KU officials optimistic about NCI designation

Kansas University leaders are optimistic their long quest for National Cancer Institute designation will be successful, but they are still awaiting word from one final panel that meets next week.

Cancer center applications are judged on a score from reviewers from the NCI but also must be approved by the National Cancer Advisory Board. Roy Jensen, director of the KU Cancer Center, said KU wouldn’t receive official word until after that board meets on Monday and Tuesday.

“We are cautiously optimistic based on our score, but considering the difficult federal funding environment, we won’t know their decision regarding the funding of a new center until the final vote,” Jensen wrote in an email. “There is nothing certain until then.”

KU applied for the designation in September, after working for seven years and investing more than $350 million toward the effort. At the time, university officials said the effort had already created 1,123 jobs and contributed $453 million to the region’s economy.

“Obtaining NCI designation would dramatically enhance the KU Cancer Center’s ability to discover, develop and deliver innovative treatments to patients in our state and region,” said U.S. Sen. Jerry Moran, a KU alumnus who attended a February site visit during the review process. “I commend the teams at the KU Cancer Center, KU Medical Center, KU Hospital and other partners for their pursuit of this exclusive designation, and I am hopeful we will receive good news after the president’s National Cancer Advisory Board meets next week.”

The designation would mean more federal research dollars and the high-paying jobs that come with them. Cancer patients would have access to clinical trials open only to patients at NCI-designated centers. The designation also would be a mark of prestige and respect for KU and its research team.

George Weiner, director of the University of Iowa’s Holden Comprehensive Cancer Center, served as the chairman of an external advisory board that helped KU throughout its application process. NCI reviewers on Feb. 22 visited the KU Medical Center campus in Kansas City, Kan. A parent committee later reviewed and scored KU’s application.

The final decision, Weiner said, hinges on the funding decisions made by the National Cancer Advisory Board. The presidentially appointed group of physicians, researchers and other leaders is scheduled to meet on Monday and Tuesday in Bethesda, Md. The board’s review of grant applications, including those for cancer center designation, takes place in closed session, said Brooke Hardison, a spokeswoman for the National Cancer Institute.

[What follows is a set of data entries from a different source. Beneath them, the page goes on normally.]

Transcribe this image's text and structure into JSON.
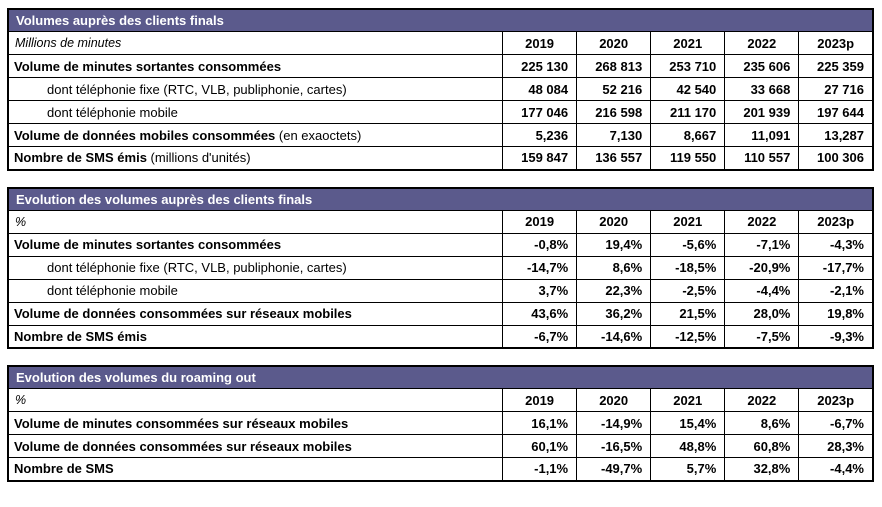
{
  "colors": {
    "header_bg": "#5b5a8c",
    "header_text": "#ffffff",
    "border": "#000000"
  },
  "tables": [
    {
      "title": "Volumes auprès des clients finals",
      "unit": "Millions de minutes",
      "years": [
        "2019",
        "2020",
        "2021",
        "2022",
        "2023p"
      ],
      "rows": [
        {
          "label": "Volume de minutes sortantes consommées",
          "values": [
            "225 130",
            "268 813",
            "253 710",
            "235 606",
            "225 359"
          ]
        },
        {
          "label": "dont téléphonie fixe (RTC, VLB, publiphonie, cartes)",
          "values": [
            "48 084",
            "52 216",
            "42 540",
            "33 668",
            "27 716"
          ]
        },
        {
          "label": "dont téléphonie mobile",
          "values": [
            "177 046",
            "216 598",
            "211 170",
            "201 939",
            "197 644"
          ]
        },
        {
          "label": "Volume de données mobiles consommées",
          "label_suffix": " (en exaoctets)",
          "values": [
            "5,236",
            "7,130",
            "8,667",
            "11,091",
            "13,287"
          ]
        },
        {
          "label": "Nombre de SMS émis",
          "label_suffix": " (millions d'unités)",
          "values": [
            "159 847",
            "136 557",
            "119 550",
            "110 557",
            "100 306"
          ]
        }
      ]
    },
    {
      "title": "Evolution des volumes auprès des clients finals",
      "unit": "%",
      "years": [
        "2019",
        "2020",
        "2021",
        "2022",
        "2023p"
      ],
      "rows": [
        {
          "label": "Volume de minutes sortantes consommées",
          "values": [
            "-0,8%",
            "19,4%",
            "-5,6%",
            "-7,1%",
            "-4,3%"
          ]
        },
        {
          "label": "dont téléphonie fixe (RTC, VLB, publiphonie, cartes)",
          "values": [
            "-14,7%",
            "8,6%",
            "-18,5%",
            "-20,9%",
            "-17,7%"
          ]
        },
        {
          "label": "dont téléphonie mobile",
          "values": [
            "3,7%",
            "22,3%",
            "-2,5%",
            "-4,4%",
            "-2,1%"
          ]
        },
        {
          "label": "Volume de données consommées sur réseaux mobiles",
          "values": [
            "43,6%",
            "36,2%",
            "21,5%",
            "28,0%",
            "19,8%"
          ]
        },
        {
          "label": "Nombre de SMS émis",
          "values": [
            "-6,7%",
            "-14,6%",
            "-12,5%",
            "-7,5%",
            "-9,3%"
          ]
        }
      ]
    },
    {
      "title": "Evolution des volumes du roaming out",
      "unit": "%",
      "years": [
        "2019",
        "2020",
        "2021",
        "2022",
        "2023p"
      ],
      "rows": [
        {
          "label": "Volume de minutes consommées sur réseaux mobiles",
          "values": [
            "16,1%",
            "-14,9%",
            "15,4%",
            "8,6%",
            "-6,7%"
          ]
        },
        {
          "label": "Volume de données consommées sur réseaux mobiles",
          "values": [
            "60,1%",
            "-16,5%",
            "48,8%",
            "60,8%",
            "28,3%"
          ]
        },
        {
          "label": "Nombre de SMS",
          "values": [
            "-1,1%",
            "-49,7%",
            "5,7%",
            "32,8%",
            "-4,4%"
          ]
        }
      ]
    }
  ]
}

While the first steps in the process judge the grant application on its merits, the board that meets next week typically looks at funding priorities, Weiner said. It makes decisions depending on the amount of funding the National Institutes of Health has to distribute not only to new cancer centers but grants the NIH offers in other areas, he said. While “the odds look very good” for KU’s application, he said, the decision rests with the advisory board.

“The University of Kansas did extremely well on the first two steps of the process,” Weiner said. “It’s looking very good so far.”

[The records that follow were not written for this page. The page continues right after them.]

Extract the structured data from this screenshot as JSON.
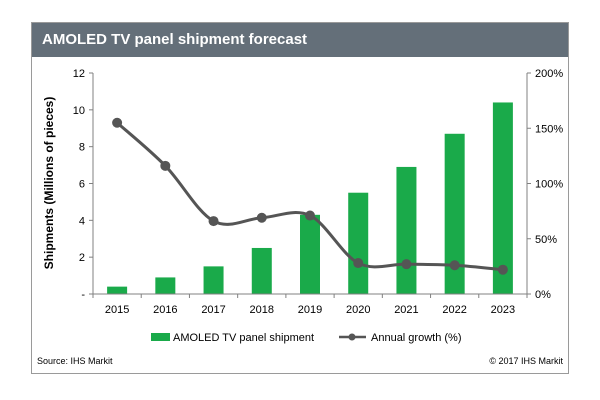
{
  "header": {
    "title": "AMOLED TV panel shipment forecast"
  },
  "footer": {
    "source": "Source: IHS Markit",
    "copyright": "© 2017 IHS Markit"
  },
  "colors": {
    "bar": "#1aaa4a",
    "line": "#555555",
    "header_bg": "#646f79"
  },
  "chart_data": {
    "type": "bar",
    "categories": [
      "2015",
      "2016",
      "2017",
      "2018",
      "2019",
      "2020",
      "2021",
      "2022",
      "2023"
    ],
    "ylabel": "Shipments (Millions of pieces)",
    "ylim": [
      0,
      12
    ],
    "yticks": [
      "-",
      "2",
      "4",
      "6",
      "8",
      "10",
      "12"
    ],
    "y2lim": [
      0,
      200
    ],
    "y2ticks": [
      "0%",
      "50%",
      "100%",
      "150%",
      "200%"
    ],
    "legend_position": "bottom",
    "series": [
      {
        "name": "AMOLED TV panel shipment",
        "type": "bar",
        "axis": "left",
        "values": [
          0.4,
          0.9,
          1.5,
          2.5,
          4.3,
          5.5,
          6.9,
          8.7,
          10.4
        ]
      },
      {
        "name": "Annual growth (%)",
        "type": "line",
        "axis": "right",
        "values": [
          155,
          116,
          66,
          69,
          71,
          28,
          27,
          26,
          22
        ]
      }
    ]
  }
}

The KU Cancer Center has spent millions on recruiting top-level talent to add to its research faculty to help it attain enough federal funding to achieve designation.

“The KU Cancer Center is poised to deliver results that will significantly impact cancer research, drive economic development in our state now and well into the future and, most importantly, offer hope to thousands of patients in Kansas and across our country,” Moran said.

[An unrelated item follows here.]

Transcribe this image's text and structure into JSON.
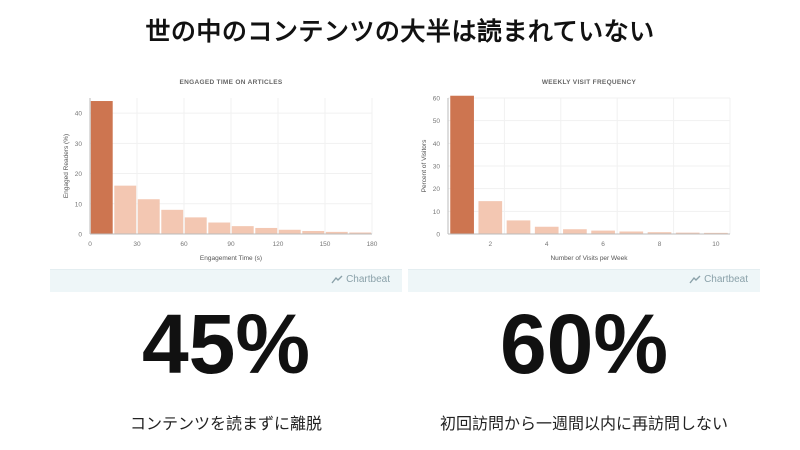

The designation would mark the end of a long journey for KU. Former Chancellor Robert Hemenway made pursuit of NCI designation the university’s top research priority in 2005, and the effort has remained a top priority ever since.

Leaders at KU have said if they achieve NCI designation they would begin working right away on the next goal: becoming designated as a comprehensive cancer center. That’s an additional designation from the NCI that is the highest designation that an academic cancer center can receive.

The effort also has been a top priority for KU donors. A fundraising council in Kansas City helped generate $62 million for the cause, and more money has been contributed since the group concluded its work before the university applied for designation in September, including a $10.5 million gift from the Hall Family Foundation in February.